Though quinoa (pronounced KEEN-wah) was used centuries ago by the Incas and continues to be a staple of the South American diet, it only started gaining traction in the United States about three decades ago. Since then, the United Nations has praised the crop’s ample protein content, and Americans have fallen for its mild, nutty flavor and quick preparation. If you’ve yet to cultivate a fondness for ancient crops, try quinoa—a pseudocereal that’s a relative of Swiss chard and beets—which is a great gateway “grain.”
• Key nutrients: Quinoa packs about 8 grams of protein per cooked cup. And, because it contains all nine essential amino acids, it’s a complete protein. It’s also gluten free.
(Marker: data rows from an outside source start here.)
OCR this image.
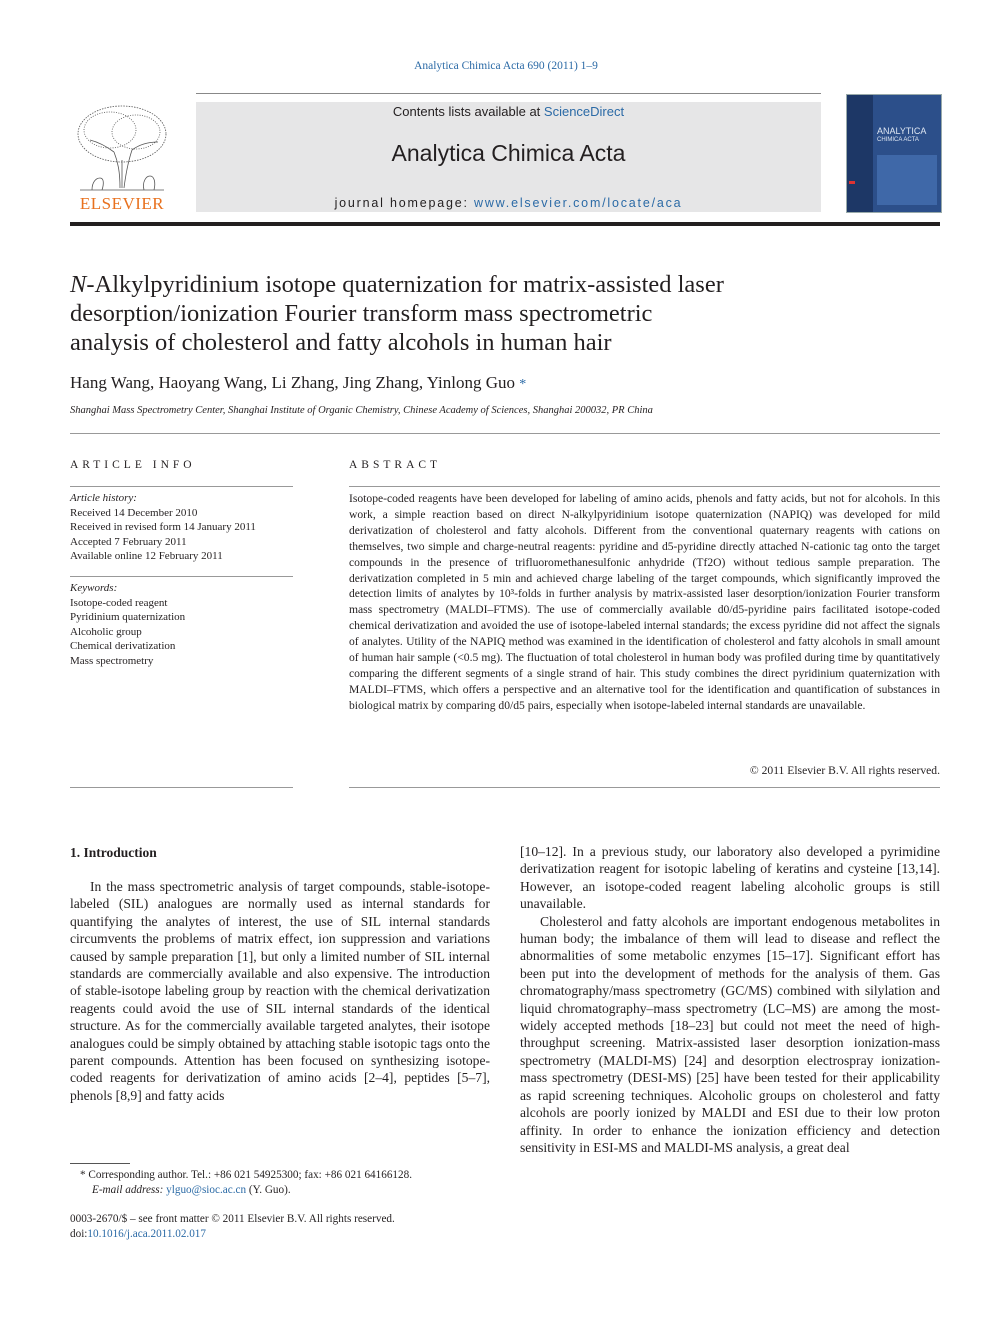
Analytica Chimica Acta 690 (2011) 1–9
ELSEVIER
Contents lists available at ScienceDirect
Analytica Chimica Acta
journal homepage: www.elsevier.com/locate/aca
ANALYTICA
CHIMICA ACTA
N-Alkylpyridinium isotope quaternization for matrix-assisted laser
desorption/ionization Fourier transform mass spectrometric
analysis of cholesterol and fatty alcohols in human hair
Hang Wang, Haoyang Wang, Li Zhang, Jing Zhang, Yinlong Guo *
Shanghai Mass Spectrometry Center, Shanghai Institute of Organic Chemistry, Chinese Academy of Sciences, Shanghai 200032, PR China
ARTICLE INFO
Article history:
Received 14 December 2010
Received in revised form 14 January 2011
Accepted 7 February 2011
Available online 12 February 2011
Keywords:
Isotope-coded reagent
Pyridinium quaternization
Alcoholic group
Chemical derivatization
Mass spectrometry
ABSTRACT
Isotope-coded reagents have been developed for labeling of amino acids, phenols and fatty acids, but not for alcohols. In this work, a simple reaction based on direct N-alkylpyridinium isotope quaternization (NAPIQ) was developed for mild derivatization of cholesterol and fatty alcohols. Different from the conventional quaternary reagents with cations on themselves, two simple and charge-neutral reagents: pyridine and d5-pyridine directly attached N-cationic tag onto the target compounds in the presence of trifluoromethanesulfonic anhydride (Tf2O) without tedious sample preparation. The derivatization completed in 5 min and achieved charge labeling of the target compounds, which significantly improved the detection limits of analytes by 10³-folds in further analysis by matrix-assisted laser desorption/ionization Fourier transform mass spectrometry (MALDI–FTMS). The use of commercially available d0/d5-pyridine pairs facilitated isotope-coded chemical derivatization and avoided the use of isotope-labeled internal standards; the excess pyridine did not affect the signals of analytes. Utility of the NAPIQ method was examined in the identification of cholesterol and fatty alcohols in small amount of human hair sample (<0.5 mg). The fluctuation of total cholesterol in human body was profiled during time by quantitatively comparing the different segments of a single strand of hair. This study combines the direct pyridinium quaternization with MALDI–FTMS, which offers a perspective and an alternative tool for the identification and quantification of substances in biological matrix by comparing d0/d5 pairs, especially when isotope-labeled internal standards are unavailable.
© 2011 Elsevier B.V. All rights reserved.
1. Introduction

In the mass spectrometric analysis of target compounds, stable-isotope-labeled (SIL) analogues are normally used as internal standards for quantifying the analytes of interest, the use of SIL internal standards circumvents the problems of matrix effect, ion suppression and variations caused by sample preparation [1], but only a limited number of SIL internal standards are commercially available and also expensive. The introduction of stable-isotope labeling group by reaction with the chemical derivatization reagents could avoid the use of SIL internal standards of the identical structure. As for the commercially available targeted analytes, their isotope analogues could be simply obtained by attaching stable isotopic tags onto the parent compounds. Attention has been focused on synthesizing isotope-coded reagents for derivatization of amino acids [2–4], peptides [5–7], phenols [8,9] and fatty acids

[10–12]. In a previous study, our laboratory also developed a pyrimidine derivatization reagent for isotopic labeling of keratins and cysteine [13,14]. However, an isotope-coded reagent labeling alcoholic groups is still unavailable.

Cholesterol and fatty alcohols are important endogenous metabolites in human body; the imbalance of them will lead to disease and reflect the abnormalities of some metabolic enzymes [15–17]. Significant effort has been put into the development of methods for the analysis of them. Gas chromatography/mass spectrometry (GC/MS) combined with silylation and liquid chromatography–mass spectrometry (LC–MS) are among the most-widely accepted methods [18–23] but could not meet the need of high-throughput screening. Matrix-assisted laser desorption ionization-mass spectrometry (MALDI-MS) [24] and desorption electrospray ionization-mass spectrometry (DESI-MS) [25] have been tested for their applicability as rapid screening techniques. Alcoholic groups on cholesterol and fatty alcohols are poorly ionized by MALDI and ESI due to their low proton affinity. In order to enhance the ionization efficiency and detection sensitivity in ESI-MS and MALDI-MS analysis, a great deal

* Corresponding author. Tel.: +86 021 54925300; fax: +86 021 64166128.
E-mail address: ylguo@sioc.ac.cn (Y. Guo).
0003-2670/$ – see front matter © 2011 Elsevier B.V. All rights reserved.
doi:10.1016/j.aca.2011.02.017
• How to cook with it: If you can whip up a bowl of rice, you can cook quinoa—it’s often eaten as a pilaf and cooks just as quickly. In the past, you’d have had to wash the grains under water before cooking to remove a bitter residue that surrounds each seed. But according to Wood and Asbell, most of the quinoa for sale today has been prewashed to avoid the inconvenient step. You can get creative by trying a recipe Asbell created, which substitutes quinoa for typical breadcrumbs: Dip shrimp in egg, coat with partially cooked quinoa, and bake. As an alternative to pilaf, look for quinoa flakes that you can add to hot cereal or use flakes to create homemade granola.
Many Ethiopians live off this grain, which they use as flour to create a traditional flatbread. The poppy seed–sized seeds are increasingly appearing stateside, thanks to their sweet flavor. “It’s incredibly rich, almost chocolate-like. It’s wonderfully complex,” says Wood, who uses teff flour in baking.
• Key nutrients: The grain is high in iron and contains 90 milligrams of calcium and nearly 10 grams of protein per cooked cup. Teff is a gluten-free grain.
• How to cook with it: The miniature grain’s chocolaty flavor is ideal for a cream-of-wheat-type porridge, which Asbell spikes with sweetener and fresh fruit. You can also use teff to create polenta, or sprinkle the raw seeds into baked goods as you would poppy seeds. Baking breads, muffins, and cakes with teff flour changes the flavor of foods that call for traditional wheat flour.
These grains may not all be available at your local supermarket, but you should be able to find most at natural foods stores or online (try Bob's Red Mill or Homegrown Harvest). Once you’ve purchased a grain—or two or three—you plan to try, make sure you properly store it. Asbell suggests keeping grains in a heavy Ziploc bag or sealed jar away from heat. Store them in your freezer or refrigerator to keep them fresh for up to a year.
Still not ready to create a dish made from one of these ancient staples? “Think of all of these grains like potatoes: You can do a thousand things with potatoes; it depends on how you want to eat them,” says Wood. “Think of them as a basic staple that can be used in an endless variety of ways. Eat them plain or embellish them; it’s up to you.”